There’s still no way to page through the posts archive, forcing very expensive database operations to pull the full archive for large sites, often blowing past memory limits. The media management methods don’t return IDs, making it difficult to change media after they are uploaded. There’s no way to differentiate published and modified dates on posts. None of the methods support ‘since <date>’ parameters to allow efficient discovery of changes for diff-based syncing. The use of actions and filters in the method implementations are incredibly inconsistent, if they exist at all, making it very difficult for plugins to modify the behavior without wholesale replacing the built-in methods. And the list goes on…
As you may notice, many of these issues already have tickets filed in the core trac, and most of them even have patches. Yet they sit there mostly untouched.
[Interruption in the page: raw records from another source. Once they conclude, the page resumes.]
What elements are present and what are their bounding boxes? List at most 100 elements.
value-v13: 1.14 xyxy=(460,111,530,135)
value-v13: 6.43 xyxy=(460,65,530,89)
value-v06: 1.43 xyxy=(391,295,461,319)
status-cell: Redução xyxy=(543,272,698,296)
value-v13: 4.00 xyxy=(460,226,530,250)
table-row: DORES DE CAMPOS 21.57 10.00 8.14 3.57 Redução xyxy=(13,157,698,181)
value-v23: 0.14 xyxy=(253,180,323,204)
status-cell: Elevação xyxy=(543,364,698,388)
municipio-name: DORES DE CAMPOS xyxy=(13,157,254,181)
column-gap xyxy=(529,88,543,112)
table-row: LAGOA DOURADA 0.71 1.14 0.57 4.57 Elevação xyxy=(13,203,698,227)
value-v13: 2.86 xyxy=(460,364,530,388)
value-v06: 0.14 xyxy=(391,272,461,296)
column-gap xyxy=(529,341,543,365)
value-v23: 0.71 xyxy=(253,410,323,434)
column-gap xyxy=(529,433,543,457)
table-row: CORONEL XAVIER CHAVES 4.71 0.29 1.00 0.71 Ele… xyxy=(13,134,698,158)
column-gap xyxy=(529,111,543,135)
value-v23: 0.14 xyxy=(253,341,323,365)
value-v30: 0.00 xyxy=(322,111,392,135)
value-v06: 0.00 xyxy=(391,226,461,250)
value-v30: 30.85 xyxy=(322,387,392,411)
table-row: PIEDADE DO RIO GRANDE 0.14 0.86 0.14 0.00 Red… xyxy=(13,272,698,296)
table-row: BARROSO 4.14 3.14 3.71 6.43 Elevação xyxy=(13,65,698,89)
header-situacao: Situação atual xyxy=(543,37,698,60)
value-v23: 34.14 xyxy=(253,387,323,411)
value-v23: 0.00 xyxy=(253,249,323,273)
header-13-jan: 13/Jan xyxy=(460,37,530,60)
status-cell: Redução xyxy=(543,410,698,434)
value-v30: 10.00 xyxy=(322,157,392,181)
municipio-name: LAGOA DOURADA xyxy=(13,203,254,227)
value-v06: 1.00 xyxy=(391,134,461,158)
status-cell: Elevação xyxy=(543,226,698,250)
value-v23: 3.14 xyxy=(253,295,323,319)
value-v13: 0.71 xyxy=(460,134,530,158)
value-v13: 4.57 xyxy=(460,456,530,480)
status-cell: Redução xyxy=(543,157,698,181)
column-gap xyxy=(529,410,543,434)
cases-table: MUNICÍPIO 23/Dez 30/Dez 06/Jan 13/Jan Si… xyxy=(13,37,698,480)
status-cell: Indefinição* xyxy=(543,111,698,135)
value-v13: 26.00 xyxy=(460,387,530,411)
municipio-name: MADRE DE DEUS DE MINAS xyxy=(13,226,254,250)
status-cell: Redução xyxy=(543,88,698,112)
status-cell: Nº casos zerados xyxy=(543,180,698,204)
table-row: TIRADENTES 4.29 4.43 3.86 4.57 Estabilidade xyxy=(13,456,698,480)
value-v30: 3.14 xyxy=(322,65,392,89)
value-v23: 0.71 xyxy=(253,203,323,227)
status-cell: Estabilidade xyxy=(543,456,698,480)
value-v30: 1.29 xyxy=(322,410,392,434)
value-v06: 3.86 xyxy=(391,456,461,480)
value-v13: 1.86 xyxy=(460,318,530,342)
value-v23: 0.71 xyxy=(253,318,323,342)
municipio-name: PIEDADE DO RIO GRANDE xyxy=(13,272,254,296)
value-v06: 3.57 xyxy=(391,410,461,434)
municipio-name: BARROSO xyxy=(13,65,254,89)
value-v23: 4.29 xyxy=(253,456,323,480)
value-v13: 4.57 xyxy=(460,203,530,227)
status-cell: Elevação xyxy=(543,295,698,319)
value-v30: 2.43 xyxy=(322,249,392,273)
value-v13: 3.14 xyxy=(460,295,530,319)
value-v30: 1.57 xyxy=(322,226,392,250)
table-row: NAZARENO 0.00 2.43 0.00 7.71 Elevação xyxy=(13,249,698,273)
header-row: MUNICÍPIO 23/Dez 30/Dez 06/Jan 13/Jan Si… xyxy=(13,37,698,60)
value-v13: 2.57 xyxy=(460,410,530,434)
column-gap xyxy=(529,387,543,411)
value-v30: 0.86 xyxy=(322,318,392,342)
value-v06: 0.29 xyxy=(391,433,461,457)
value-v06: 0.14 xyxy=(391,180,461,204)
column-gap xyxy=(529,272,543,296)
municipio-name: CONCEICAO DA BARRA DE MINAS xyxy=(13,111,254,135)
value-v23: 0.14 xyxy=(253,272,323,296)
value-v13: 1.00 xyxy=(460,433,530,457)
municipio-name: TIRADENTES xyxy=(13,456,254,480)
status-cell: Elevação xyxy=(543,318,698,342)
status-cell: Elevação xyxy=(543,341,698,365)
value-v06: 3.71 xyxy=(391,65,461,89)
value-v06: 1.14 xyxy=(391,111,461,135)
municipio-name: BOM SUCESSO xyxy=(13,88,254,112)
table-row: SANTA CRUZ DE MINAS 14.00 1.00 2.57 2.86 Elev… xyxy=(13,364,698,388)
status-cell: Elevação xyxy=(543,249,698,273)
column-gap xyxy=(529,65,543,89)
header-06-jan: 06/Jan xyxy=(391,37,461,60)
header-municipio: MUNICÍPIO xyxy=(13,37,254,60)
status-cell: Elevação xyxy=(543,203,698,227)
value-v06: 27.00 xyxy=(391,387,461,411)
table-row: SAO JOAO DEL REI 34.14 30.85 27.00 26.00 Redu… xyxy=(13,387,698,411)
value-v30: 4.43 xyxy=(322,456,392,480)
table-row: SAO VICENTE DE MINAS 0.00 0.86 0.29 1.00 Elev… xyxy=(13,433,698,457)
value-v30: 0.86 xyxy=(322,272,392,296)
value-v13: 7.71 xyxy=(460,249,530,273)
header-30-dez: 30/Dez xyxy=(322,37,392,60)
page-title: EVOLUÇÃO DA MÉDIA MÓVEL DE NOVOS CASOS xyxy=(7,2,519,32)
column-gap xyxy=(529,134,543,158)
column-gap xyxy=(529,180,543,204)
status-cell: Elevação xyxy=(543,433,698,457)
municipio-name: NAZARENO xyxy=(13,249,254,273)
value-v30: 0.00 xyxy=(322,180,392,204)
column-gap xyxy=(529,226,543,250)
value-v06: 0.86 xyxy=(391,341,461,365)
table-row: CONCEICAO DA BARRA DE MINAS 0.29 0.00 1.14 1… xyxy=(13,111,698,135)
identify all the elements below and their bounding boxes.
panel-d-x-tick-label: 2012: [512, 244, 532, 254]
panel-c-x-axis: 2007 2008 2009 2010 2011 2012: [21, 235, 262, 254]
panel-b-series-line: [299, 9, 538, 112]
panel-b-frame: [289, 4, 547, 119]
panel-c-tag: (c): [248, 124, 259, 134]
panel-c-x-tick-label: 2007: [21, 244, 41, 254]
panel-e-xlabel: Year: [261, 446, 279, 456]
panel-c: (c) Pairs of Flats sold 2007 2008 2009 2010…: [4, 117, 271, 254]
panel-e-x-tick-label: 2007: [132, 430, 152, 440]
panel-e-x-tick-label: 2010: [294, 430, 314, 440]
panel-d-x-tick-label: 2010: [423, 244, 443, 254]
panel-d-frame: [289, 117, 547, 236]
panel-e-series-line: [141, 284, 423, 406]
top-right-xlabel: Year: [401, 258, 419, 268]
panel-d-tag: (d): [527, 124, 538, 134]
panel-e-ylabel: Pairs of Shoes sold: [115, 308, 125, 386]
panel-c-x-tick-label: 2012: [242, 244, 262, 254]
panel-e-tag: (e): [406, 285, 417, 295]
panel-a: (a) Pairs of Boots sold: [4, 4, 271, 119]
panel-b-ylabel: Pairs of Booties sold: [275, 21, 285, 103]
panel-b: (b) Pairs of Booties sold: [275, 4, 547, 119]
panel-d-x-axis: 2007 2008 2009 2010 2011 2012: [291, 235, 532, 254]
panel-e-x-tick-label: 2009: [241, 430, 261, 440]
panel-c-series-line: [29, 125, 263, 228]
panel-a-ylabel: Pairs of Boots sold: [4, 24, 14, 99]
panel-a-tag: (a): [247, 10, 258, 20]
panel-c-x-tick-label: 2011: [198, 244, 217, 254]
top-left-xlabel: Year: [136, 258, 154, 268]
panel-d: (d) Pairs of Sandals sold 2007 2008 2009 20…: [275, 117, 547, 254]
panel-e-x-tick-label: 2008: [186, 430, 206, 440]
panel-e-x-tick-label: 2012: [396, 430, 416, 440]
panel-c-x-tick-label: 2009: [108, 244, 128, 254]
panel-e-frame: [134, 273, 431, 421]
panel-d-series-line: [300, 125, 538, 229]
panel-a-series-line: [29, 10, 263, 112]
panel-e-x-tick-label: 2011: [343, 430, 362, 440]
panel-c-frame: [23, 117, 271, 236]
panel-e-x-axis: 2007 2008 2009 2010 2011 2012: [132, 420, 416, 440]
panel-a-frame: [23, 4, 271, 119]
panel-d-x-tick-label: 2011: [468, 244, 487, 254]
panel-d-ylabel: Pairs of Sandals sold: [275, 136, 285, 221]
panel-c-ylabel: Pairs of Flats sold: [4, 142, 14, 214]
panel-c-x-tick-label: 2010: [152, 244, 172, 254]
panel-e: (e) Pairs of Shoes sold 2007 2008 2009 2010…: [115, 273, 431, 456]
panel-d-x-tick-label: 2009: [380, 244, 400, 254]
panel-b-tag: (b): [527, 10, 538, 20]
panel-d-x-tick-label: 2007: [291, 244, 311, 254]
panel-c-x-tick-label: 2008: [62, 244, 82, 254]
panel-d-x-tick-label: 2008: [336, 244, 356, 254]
I’ve offered to help on some of them, and am willing to do much more work on XML-RPC patches, but I won’t waste my time if they aren’t going to be acted upon.
Those of us building cross-system integrations and working on the official mobile apps need a better API. There’s really no downside, especially when there are people like me who are willing to put in serious work on patches and testing. I’ve watched the core devs agonize over internal (“core”) WordPress API design decisions, but they seem not to care nearly as much about the public-facing XML-RPC API.
So I’ll be petitioning for XML-RPC to be one of the focuses/priorities for the WordPress 3.4 release cycle. Hopefully someone will agree and we won’t see another release go by without improving WordPress’ interoperability.